Book Review: The Testing by Joelle Charbonneau
Another dystopian YA book that's been compared to The Hunger Games. Could it be as good?
Considering how close certain plot points get to The Hunger Games, I would consider this read a close second. While it does not have the same emotional connection for me as The Hunger Games, this dystopia actually seemed more realistic to me.
First, the emotional connection angle.
Certain scenes in The Hunger Games stand out. Katniss volunteering as tribute and some key scenes with Rue leave an impression. Jennifer Lawrence's portrayal of Katniss even makes me forget how sometimes Katniss' cluelessness and prickly attitude truly bugged me as I read the book.
The Testing does not have that same weight here. Cia is concerned about her family, but I wasn't. I just didn't feel like they were in any real danger. I was concerned about her and the other candidates of the Testing, but not her family. For about two-thirds of the book, Cia is also generically likable, so I was less engaged with her for a while. As the Testing progressed, Cia had to make harder and harder decisions, which show how honorable she is. Seeing her character remain consistent throughout the Testing did have me rooting for her.
However, one of the great things about Charbonneau's narration is that I was never sure that Cia would survive the Testing. Like The Hunger Games, Charbonneau chose first person narration. While it would be awkward for an author to kill off a first person narrator in the middle of a book, it would be fine to kill off that narrator at the end of the book. And throughout the Testing, I felt like Cia could die just like any of her fellow candidates. Sure there are two more books in this trilogy, but there was no guarantee that all of the characters would remain consistent.

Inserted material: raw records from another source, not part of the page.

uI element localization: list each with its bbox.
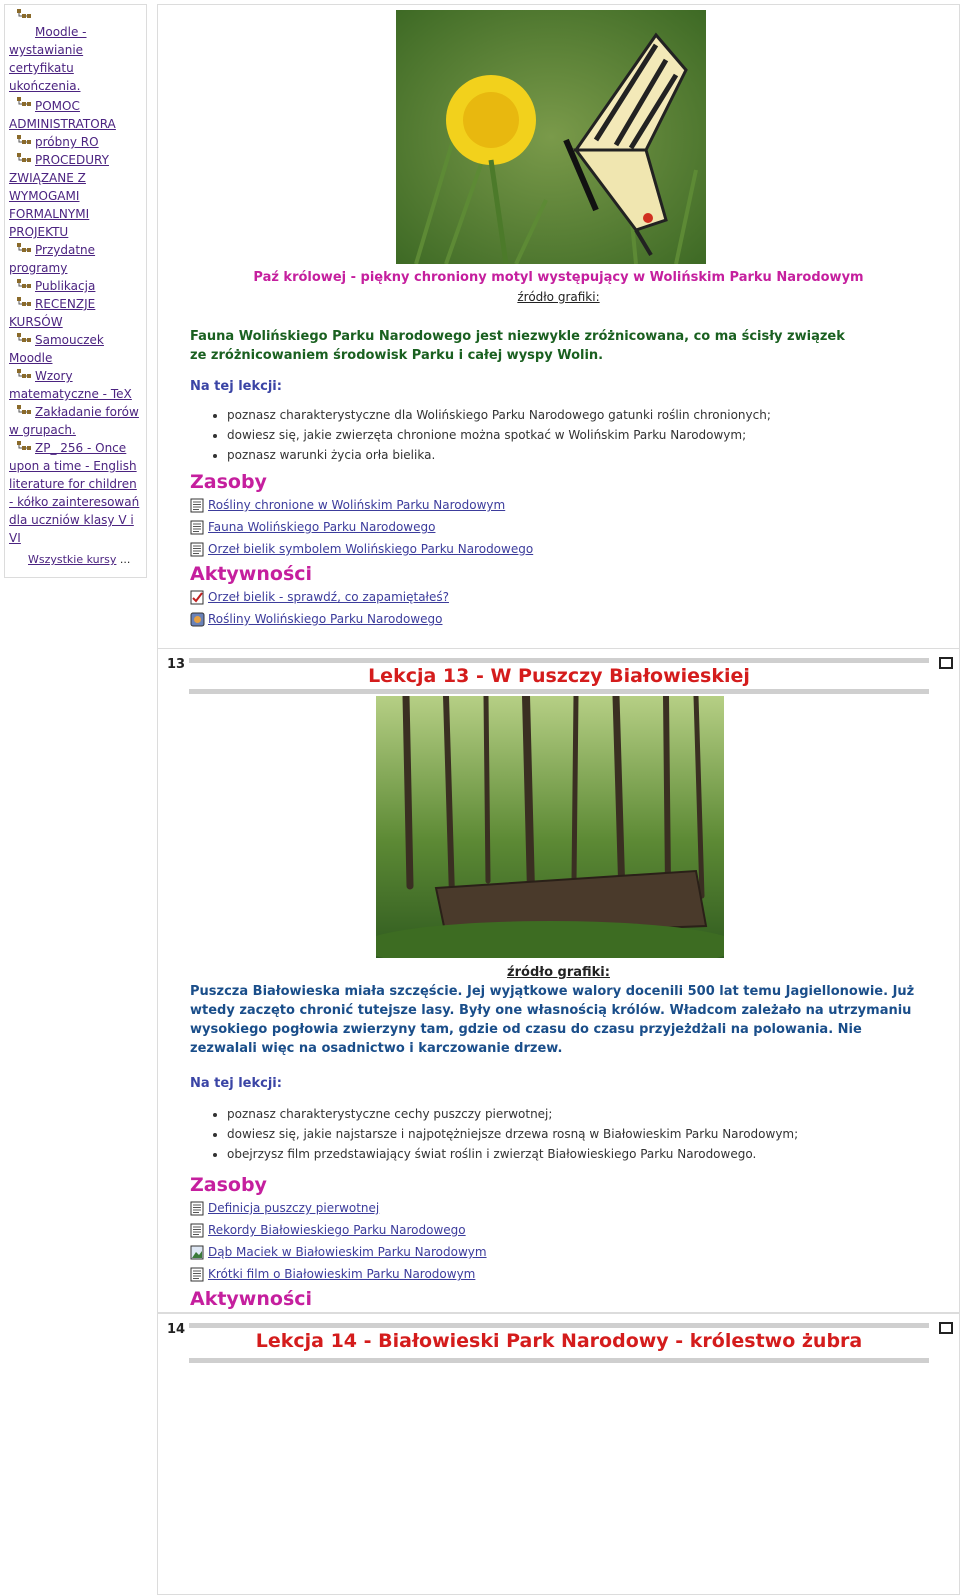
activities-heading: Aktywności [190, 563, 313, 585]
objective-item: • dowiesz się, jakie najstarsze i najpotężniejsze drzewa rosną w Białowieskim Parku Narodowym; [227, 1125, 920, 1143]
resource-link[interactable]: Orzeł bielik symbolem Wolińskiego Parku Narodowego [190, 540, 850, 562]
objective-item: • obejrzysz film przedstawiający świat roślin i zwierząt Białowieskiego Parku Narodowego. [227, 1145, 920, 1163]
page-icon [190, 498, 204, 518]
category-link[interactable]: RECENZJE KURSÓW [9, 297, 96, 329]
category-list [9, 9, 142, 569]
objective-item: • poznasz charakterystyczne cechy puszczy pierwotnej; [227, 1105, 920, 1123]
bialowieza-forest-image [376, 696, 724, 958]
category-link[interactable]: Publikacja [9, 277, 142, 295]
course-section-14 [157, 1313, 960, 1595]
category-link[interactable]: POMOC ADMINISTRATORA [9, 99, 116, 131]
lesson-objectives-list [190, 406, 850, 464]
page-icon [190, 1201, 204, 1221]
image-file-icon [190, 1245, 204, 1265]
category-link[interactable]: Moodle - wystawianie certyfikatu ukończenia. [9, 25, 87, 93]
course-category-icon [17, 9, 31, 23]
course-category-icon [17, 279, 31, 293]
section-number: 14 [167, 1322, 186, 1337]
all-courses-row [9, 551, 142, 569]
activity-link[interactable]: Orzeł bielik - sprawdź, co zapamiętałeś? [190, 588, 850, 610]
resource-link[interactable]: Krótki film o Białowieskim Parku Narodowym [190, 1265, 920, 1287]
resource-link[interactable]: Rekordy Białowieskiego Parku Narodowego [190, 1221, 920, 1243]
butterfly-caption: Paź królowej - piękny chroniony motyl występujący w Wolińskim Parku Narodowym [253, 270, 864, 285]
lesson-objectives-heading: Na tej lekcji: [190, 379, 282, 394]
page-icon [190, 520, 204, 540]
category-link[interactable]: próbny RO [9, 133, 142, 151]
lesson-icon [190, 612, 205, 632]
resource-link[interactable]: Fauna Wolińskiego Parku Narodowego [190, 518, 850, 540]
image-source-link[interactable]: źródło grafiki: [517, 290, 600, 304]
image-source-link[interactable]: źródło grafiki: [507, 965, 610, 980]
swallowtail-butterfly-image [396, 10, 706, 264]
category-icon-row [9, 9, 142, 23]
course-category-icon [17, 333, 31, 347]
page-icon [190, 542, 204, 562]
course-category-icon [17, 243, 31, 257]
activity-link[interactable]: Rośliny Wolińskiego Parku Narodowego [190, 610, 850, 632]
category-link[interactable]: Zakładanie forów w grupach. [9, 405, 139, 437]
section-12-content [190, 327, 850, 632]
section-divider [189, 658, 929, 663]
resource-link[interactable]: Rośliny chronione w Wolińskim Parku Narodowym [190, 496, 850, 518]
category-link[interactable]: Przydatne programy [9, 243, 96, 275]
objective-item: • poznasz charakterystyczne dla Wolińskiego Parku Narodowego gatunki roślin chronionych; [227, 406, 850, 424]
page-icon [190, 1267, 204, 1287]
category-link[interactable]: Wzory matematyczne - TeX [9, 369, 132, 401]
image-source-row [157, 965, 960, 980]
category-link[interactable]: PROCEDURY ZWIĄZANE Z WYMOGAMI FORMALNYMI PROJEKTU [9, 153, 109, 239]
section-divider [189, 689, 929, 694]
highlight-section-toggle[interactable] [939, 657, 953, 669]
course-category-icon [17, 297, 31, 311]
lesson-objectives-heading: Na tej lekcji: [190, 1076, 282, 1091]
page-icon [190, 1223, 204, 1243]
section-number: 13 [167, 657, 186, 672]
quiz-icon [190, 590, 204, 610]
all-courses-ellipsis: ... [119, 553, 131, 566]
image-source-row [157, 290, 960, 304]
all-courses-link[interactable]: Wszystkie kursy [28, 553, 117, 566]
section-13-intro: Puszcza Białowieska miała szczęście. Jej wyjątkowe walory docenili 500 lat temu Jagiellonowie. Już wtedy zaczęto chronić tutejsze lasy. Były one własnością królów. Władcom zależało na utrzymaniu wysokiego pogłowia zwierzyny tam, gdzie od czasu do czasu przyjeżdżali na polowania. Nie zezwalali więc na osadnictwo i karczowanie drzew. [190, 984, 915, 1056]
resource-link[interactable]: Definicja puszczy pierwotnej [190, 1199, 920, 1221]
section-title: Lekcja 13 - W Puszczy Białowieskiej [368, 665, 750, 687]
category-link[interactable]: Samouczek Moodle [9, 333, 104, 365]
course-category-icon [17, 369, 31, 383]
activities-heading: Aktywności [190, 1288, 313, 1310]
course-category-icon [17, 153, 31, 167]
course-category-icon [17, 405, 31, 419]
section-divider [189, 1358, 929, 1363]
section-13-content [190, 982, 920, 1337]
course-category-icon [17, 441, 31, 455]
resource-link[interactable]: Dąb Maciek w Białowieskim Parku Narodowym [190, 1243, 920, 1265]
resources-heading: Zasoby [190, 471, 267, 493]
section-title: Lekcja 14 - Białowieski Park Narodowy - królestwo żubra [255, 1330, 863, 1352]
objective-item: • poznasz warunki życia orła bielika. [227, 446, 850, 464]
objective-item: • dowiesz się, jakie zwierzęta chronione można spotkać w Wolińskim Parku Narodowym; [227, 426, 850, 444]
section-divider [189, 1323, 929, 1328]
course-category-icon [17, 135, 31, 149]
resources-heading: Zasoby [190, 1174, 267, 1196]
lesson-objectives-list [190, 1105, 920, 1163]
course-categories-sidebar [4, 4, 147, 578]
section-12-intro: Fauna Wolińskiego Parku Narodowego jest niezwykle zróżnicowana, co ma ścisły związek ze zróżnicowaniem środowisk Parku i całej wyspy Wolin. [190, 329, 845, 363]
category-link[interactable]: ZP_ 256 - Once upon a time - English literature for children - kółko zainteresowań dla uczniów klasy V i VI [9, 441, 140, 545]
highlight-section-toggle[interactable] [939, 1322, 953, 1334]
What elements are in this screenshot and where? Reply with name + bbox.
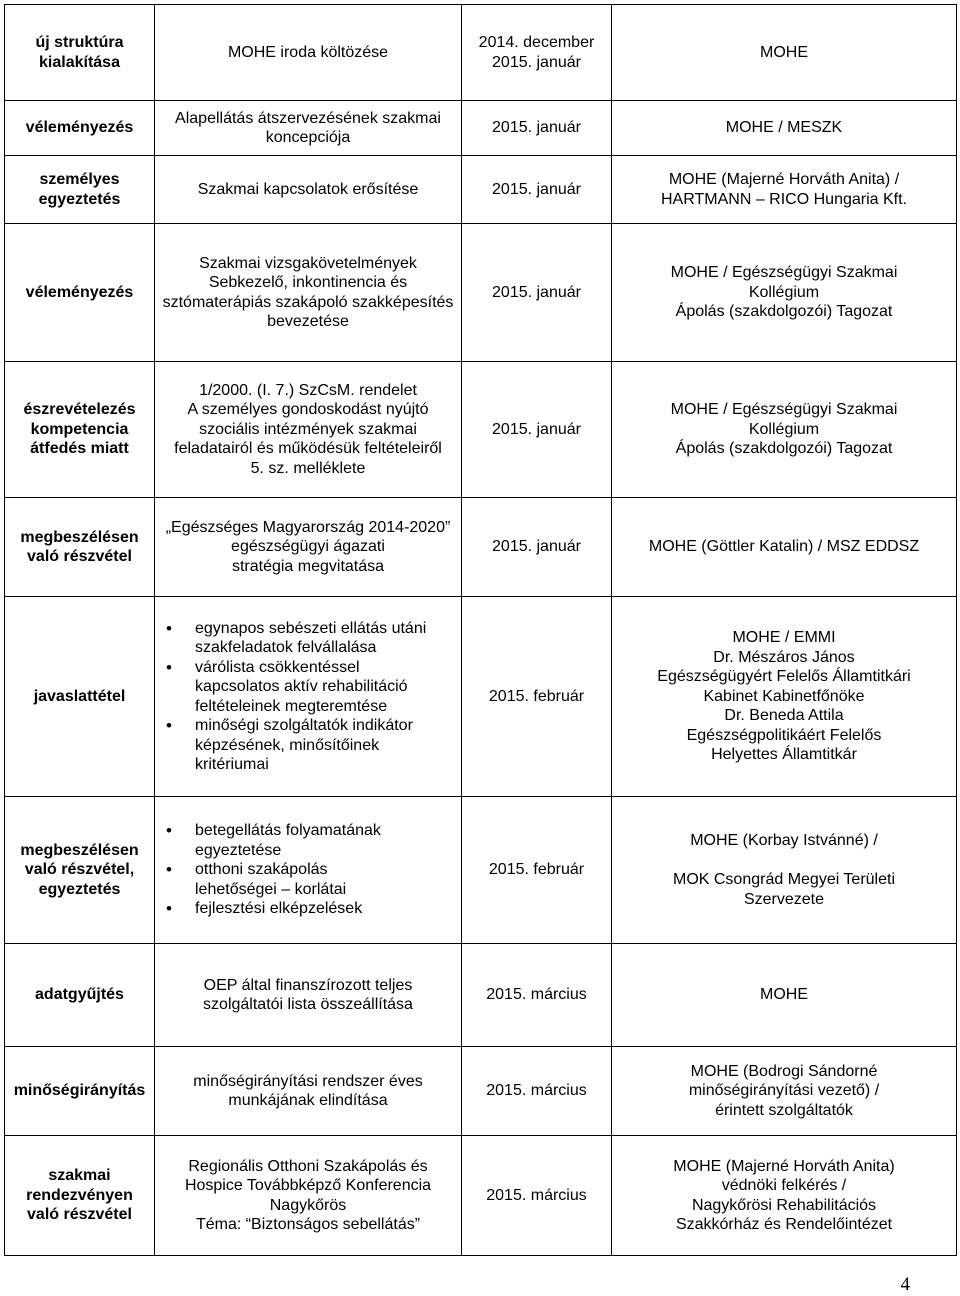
- responsible-cell-line: minőségirányítási vezető) /: [688, 1082, 880, 1100]
- task-cell-line: Nagykőrös: [269, 1196, 347, 1214]
- list-item-line: feltételeinek megteremtése: [195, 697, 388, 715]
- table-row: [5, 362, 957, 498]
- category-cell: [5, 1136, 155, 1256]
- responsible-cell-line: MOHE: [760, 43, 808, 61]
- responsible-cell: [612, 797, 957, 944]
- date-cell-line: 2015. január: [492, 119, 581, 137]
- task-cell-line: sztómaterápiás szakápoló szakképesítés: [162, 293, 454, 311]
- activity-table: [4, 4, 957, 1256]
- list-item-line: • egynapos sebészeti ellátás utáni: [195, 619, 427, 637]
- task-cell: [155, 597, 462, 797]
- responsible-cell-line: Kabinet Kabinetfőnöke: [703, 687, 865, 705]
- task-cell-line: Alapellátás átszervezésének szakmai: [175, 109, 441, 127]
- task-cell-line: MOHE iroda költözése: [227, 43, 389, 61]
- date-cell: [462, 101, 612, 156]
- responsible-cell: [612, 944, 957, 1047]
- date-cell-line: 2015. március: [486, 1082, 587, 1100]
- list-item-line: kritériumai: [195, 756, 269, 773]
- task-cell-line: koncepciója: [265, 129, 351, 146]
- task-cell-line: munkájának elindítása: [228, 1092, 388, 1109]
- responsible-cell-line: MOHE (Bodrogi Sándorné: [690, 1062, 878, 1080]
- task-cell-line: OEP által finanszírozott teljes: [203, 976, 413, 994]
- responsible-cell: [612, 224, 957, 362]
- category-cell-line: adatgyűjtés: [35, 986, 124, 1004]
- category-cell: [5, 101, 155, 156]
- date-cell: [462, 944, 612, 1047]
- category-cell-line: megbeszélésen: [20, 528, 139, 546]
- responsible-cell-line: MOHE (Göttler Katalin) / MSZ EDDSZ: [648, 538, 920, 556]
- responsible-cell-line: MOHE (Majerné Horváth Anita): [673, 1157, 895, 1175]
- task-cell-line: szociális intézmények szakmai: [199, 420, 417, 438]
- task-cell: [155, 101, 462, 156]
- task-cell: [155, 797, 462, 944]
- task-bullet-list: [159, 821, 457, 919]
- task-cell-line: stratégia megvitatása: [231, 557, 385, 575]
- responsible-cell: [612, 101, 957, 156]
- list-item-line: lehetőségei – korlátai: [195, 880, 347, 898]
- list-item-line: képzésének, minősítőinek: [195, 736, 380, 754]
- date-cell: [462, 224, 612, 362]
- table-row: [5, 597, 957, 797]
- date-cell-line: 2015. január: [492, 180, 581, 198]
- date-cell: [462, 597, 612, 797]
- list-item-line: • fejlesztési elképzelések: [195, 900, 363, 918]
- category-cell-line: való részvétel: [27, 1206, 132, 1224]
- task-cell-line: Szakmai kapcsolatok erősítése: [197, 180, 419, 198]
- category-cell: [5, 797, 155, 944]
- date-cell: [462, 362, 612, 498]
- task-cell: [155, 156, 462, 224]
- category-cell-line: észrevételezés: [23, 401, 136, 419]
- date-cell-line: 2015. március: [486, 986, 587, 1004]
- task-cell-line: „Egészséges Magyarország 2014-2020”: [165, 518, 451, 536]
- responsible-cell-line: Dr. Beneda Attila: [724, 707, 844, 725]
- responsible-cell: [612, 597, 957, 797]
- task-cell: [155, 944, 462, 1047]
- responsible-cell-line: [616, 851, 952, 871]
- date-cell: [462, 797, 612, 944]
- category-cell-line: megbeszélésen: [20, 841, 139, 859]
- responsible-cell-line: Kollégium: [748, 283, 820, 301]
- table-row: [5, 1136, 957, 1256]
- task-cell-line: feladatairól és működésük feltételeiről: [174, 440, 442, 458]
- table-row: [5, 101, 957, 156]
- date-cell-line: 2015. február: [488, 687, 585, 705]
- list-item-line: kapcsolatos aktív rehabilitáció: [195, 678, 408, 695]
- responsible-cell-line: Ápolás (szakdolgozói) Tagozat: [675, 440, 893, 458]
- category-cell-line: szakmai: [48, 1167, 111, 1185]
- table-row: [5, 498, 957, 597]
- date-cell: [462, 498, 612, 597]
- date-cell-line: 2015. január: [492, 420, 581, 438]
- task-cell-line: 5. sz. melléklete: [250, 459, 366, 477]
- list-item: [159, 716, 457, 775]
- date-cell-line: 2014. december: [478, 34, 595, 51]
- category-cell-line: véleményezés: [25, 119, 134, 137]
- task-cell-line: 1/2000. (I. 7.) SzCsM. rendelet: [199, 381, 417, 399]
- category-cell-line: új struktúra: [35, 34, 124, 51]
- task-cell-line: Hospice Továbbképző Konferencia: [184, 1177, 432, 1194]
- task-cell: [155, 1047, 462, 1136]
- responsible-cell-line: Egészségpolitikáért Felelős: [686, 726, 882, 744]
- task-cell-line: Téma: “Biztonságos sebellátás”: [195, 1216, 421, 1233]
- page-number: 4: [900, 1274, 910, 1295]
- task-cell: [155, 362, 462, 498]
- table-row: [5, 224, 957, 362]
- responsible-cell-line: MOK Csongrád Megyei Területi: [672, 871, 896, 888]
- responsible-cell-line: HARTMANN – RICO Hungaria Kft.: [661, 190, 907, 208]
- category-cell-line: rendezvényen: [26, 1186, 133, 1204]
- table-row: [5, 797, 957, 944]
- table-row: [5, 156, 957, 224]
- table-row: [5, 944, 957, 1047]
- responsible-cell: [612, 1136, 957, 1256]
- responsible-cell-line: MOHE (Majerné Horváth Anita) /: [668, 171, 900, 188]
- responsible-cell-line: Kollégium: [748, 420, 820, 438]
- task-cell: [155, 224, 462, 362]
- table-row: [5, 5, 957, 101]
- list-item-line: • betegellátás folyamatának: [195, 822, 381, 840]
- task-cell-line: egészségügyi ágazati: [231, 538, 385, 556]
- category-cell-line: kialakítása: [39, 53, 120, 71]
- task-cell-line: Regionális Otthoni Szakápolás és: [188, 1157, 428, 1175]
- list-item: [159, 658, 457, 717]
- date-cell-line: 2015. január: [492, 283, 581, 301]
- responsible-cell-line: Szakkórház és Rendelőintézet: [675, 1216, 893, 1233]
- list-item: [159, 860, 457, 899]
- task-cell-line: szolgáltatói lista összeállítása: [203, 996, 413, 1013]
- task-cell-line: bevezetése: [267, 313, 349, 330]
- list-item: [159, 899, 457, 919]
- responsible-cell: [612, 362, 957, 498]
- responsible-cell-line: MOHE / Egészségügyi Szakmai: [670, 264, 898, 282]
- list-item-line: • minőségi szolgáltatók indikátor: [195, 717, 413, 734]
- category-cell: [5, 156, 155, 224]
- responsible-cell-line: Dr. Mészáros János: [713, 648, 855, 666]
- category-cell: [5, 944, 155, 1047]
- category-cell-line: javaslattétel: [33, 687, 126, 705]
- list-item-line: egyeztetése: [195, 841, 282, 859]
- responsible-cell-line: MOHE / Egészségügyi Szakmai: [670, 401, 898, 419]
- list-item: [159, 821, 457, 860]
- responsible-cell-line: Egészségügyért Felelős Államtitkári: [657, 668, 911, 686]
- date-cell: [462, 1047, 612, 1136]
- responsible-cell-line: MOHE / MESZK: [725, 119, 843, 137]
- responsible-cell: [612, 5, 957, 101]
- responsible-cell-line: Szervezete: [743, 890, 825, 908]
- category-cell: [5, 597, 155, 797]
- category-cell: [5, 362, 155, 498]
- date-cell: [462, 156, 612, 224]
- category-cell-line: minőségirányítás: [13, 1082, 146, 1100]
- task-cell: [155, 498, 462, 597]
- list-item-line: • otthoni szakápolás: [195, 861, 328, 879]
- responsible-cell: [612, 1047, 957, 1136]
- table-row: [5, 1047, 957, 1136]
- date-cell-line: 2015. március: [486, 1186, 587, 1204]
- category-cell: [5, 224, 155, 362]
- category-cell-line: való részvétel: [27, 548, 132, 565]
- list-item: [159, 619, 457, 658]
- category-cell-line: egyeztetés: [38, 880, 121, 898]
- category-cell-line: véleményezés: [25, 283, 134, 301]
- responsible-cell-line: MOHE (Korbay Istvánné) /: [690, 832, 878, 849]
- task-cell-line: A személyes gondoskodást nyújtó: [187, 401, 429, 419]
- task-bullet-list: [159, 619, 457, 775]
- responsible-cell-line: védnöki felkérés /: [721, 1177, 847, 1194]
- responsible-cell-line: Ápolás (szakdolgozói) Tagozat: [675, 303, 893, 321]
- responsible-cell-line: MOHE: [760, 986, 808, 1004]
- task-cell-line: Szakmai vizsgakövetelmények: [199, 254, 417, 272]
- task-cell: [155, 5, 462, 101]
- category-cell: [5, 5, 155, 101]
- category-cell: [5, 498, 155, 597]
- date-cell-line: 2015. január: [492, 53, 581, 71]
- category-cell-line: egyeztetés: [38, 190, 121, 208]
- date-cell: [462, 5, 612, 101]
- list-item-line: szakfeladatok felvállalása: [195, 639, 377, 656]
- date-cell-line: 2015. február: [488, 861, 585, 879]
- task-cell: [155, 1136, 462, 1256]
- task-cell-line: Sebkezelő, inkontinencia és: [208, 274, 408, 291]
- responsible-cell-line: érintett szolgáltatók: [715, 1101, 853, 1119]
- responsible-cell-line: Nagykőrösi Rehabilitációs: [691, 1196, 877, 1214]
- date-cell: [462, 1136, 612, 1256]
- list-item-line: • várólista csökkentéssel: [195, 658, 360, 676]
- task-cell-line: minőségirányítási rendszer éves: [193, 1072, 423, 1090]
- date-cell-line: 2015. január: [492, 538, 581, 556]
- responsible-cell-line: MOHE / EMMI: [732, 629, 836, 647]
- responsible-cell-line: Helyettes Államtitkár: [711, 746, 857, 764]
- category-cell: [5, 1047, 155, 1136]
- responsible-cell: [612, 498, 957, 597]
- category-cell-line: való részvétel,: [24, 861, 135, 879]
- category-cell-line: átfedés miatt: [30, 440, 129, 458]
- category-cell-line: kompetencia: [30, 420, 129, 438]
- category-cell-line: személyes: [39, 171, 120, 188]
- responsible-cell: [612, 156, 957, 224]
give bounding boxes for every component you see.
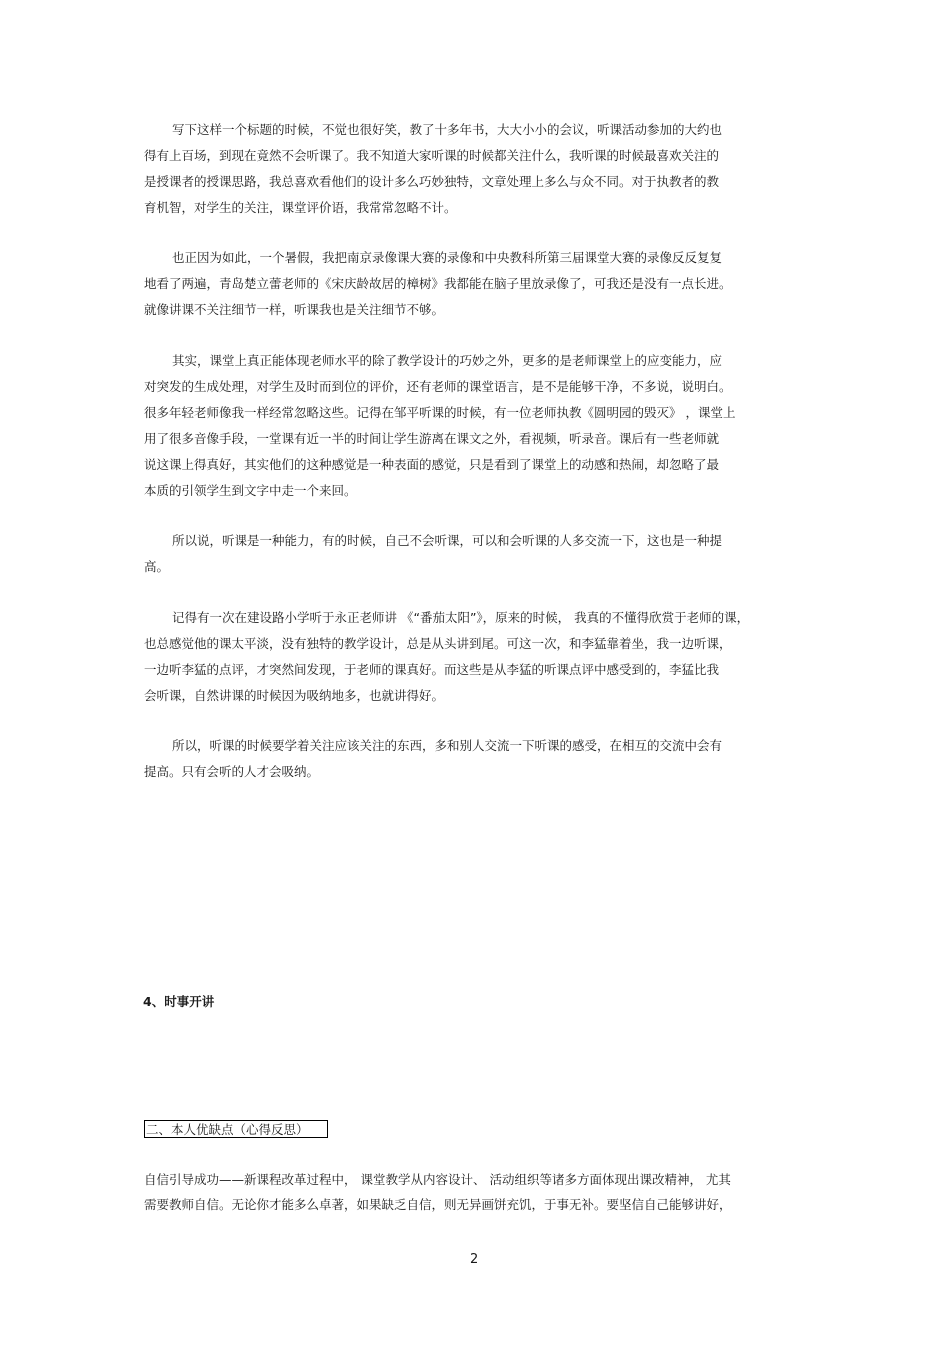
paragraph-line: 育机智，对学生的关注，课堂评价语，我常常忽略不计。 — [144, 200, 457, 215]
paragraph-line: 所以，听课的时候要学着关注应该关注的东西，多和别人交流一下听课的感受，在相互的交流中会有 — [172, 738, 723, 753]
paragraph-line: 所以说，听课是一种能力，有的时候，自己不会听课，可以和会听课的人多交流一下，这也是一种提 — [172, 533, 723, 548]
paragraph-line: 会听课，自然讲课的时候因为吸纳地多，也就讲得好。 — [144, 688, 445, 703]
paragraph-line: 高。 — [144, 559, 170, 574]
paragraph-line: 自信引导成功——新课程改革过程中， 课堂教学从内容设计、 活动组织等诸多方面体现出课改精神， 尤其 — [144, 1172, 731, 1187]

Since Cia was generically likable, I kept wondering if maybe her character was a bit more flat because she was going to die. Even Cia's romance with Tomas, the boy from back home who is the only person she thinks she can trust, is pretty lackluster. Throughout the book, I was looking for an emotional connection with Cia. Making me wait until the resolution to truly like Cia worked for me.
Second, the world building creates a society that seems much more plausible than in The Hunger Games. This dystopia takes places after the Seven Stages War. The first four stages are described as countries attacking one another, including biochemical warfare which contaminated the soil and water. The last three stages of war consisted of the Earth reacting to this desecration with multitudes of natural disasters. The Testing has been designed as the competitive entrance system to this world's University.
Sure, it's a man-made environmental disaster that the new society must build around very akin to Panem, but the arena setting of The Hunger Games always nagged at me a bit. How could a society be that apathetic as to allow their children to be carted off year after year for these gladiatorial games? Well, if I'm willing to suspend my disbelief there, then The Testing's contrivance should be much easier for me to accept.
Cia's father explains to her early on that he had been a Testing candidate. When candidates finish the Testing, their memory is wiped. Furthermore, none of the candidates ever go home again. They are reassigned to positions that allow them best use of their talent for improving the United Commonwealth. Now, given that Cia's dad's advice to her is to trust no one, I don't think I'm spoiling anything by saying that some Testing candidates die during the entrance process.
This level of covert deception allows me to accept the apathy of this society. While it may seem odd that you never see a family member again, it's easy to assume that that person is serving the greater good of rebuilding your country. I could understand how this society could be blind to how nefarious the Testing truly is.
The stages of the Testing also rang true to me just on a teacher level. There are the paper and pencil individual tests, a group work test, and a practicum. The Testing concludes with an exit interview. All the while, the candidates are being observed and evaluated. The Testing proctors are not particularly well-drawn characters. However, I do hold out hope that the educators in the sequel are better characterized and more developed.
I kept wondering for the sequels, how would Charbonneau work in the memories of the Testing? If every candidate's memory is wiped, will one of the proctors help someone retain their memory? Will a candidate's wiping be overlooked intentionally? Will more characters than I thought die?
I liked how this dystopia kept me guessing. And given the level of deception that the Testing officials were willing to engage in, I really didn't count anyone as safe. This world is pretty scary on a fairly realistic scale for me.
Is this novel as compelling as The Hunger Games? No. The Hunger Games will always hold a special place in my heart.
The Hunger Games trilogy has so much to say about so many topics that I will forever love those books. However, The Testing is another thought-provoking dystopian story. I will be reading the two sequels and who knows...maybe by the time I finish the trilogy, I may consider The Testing's messages as important as those in The Hunger Games.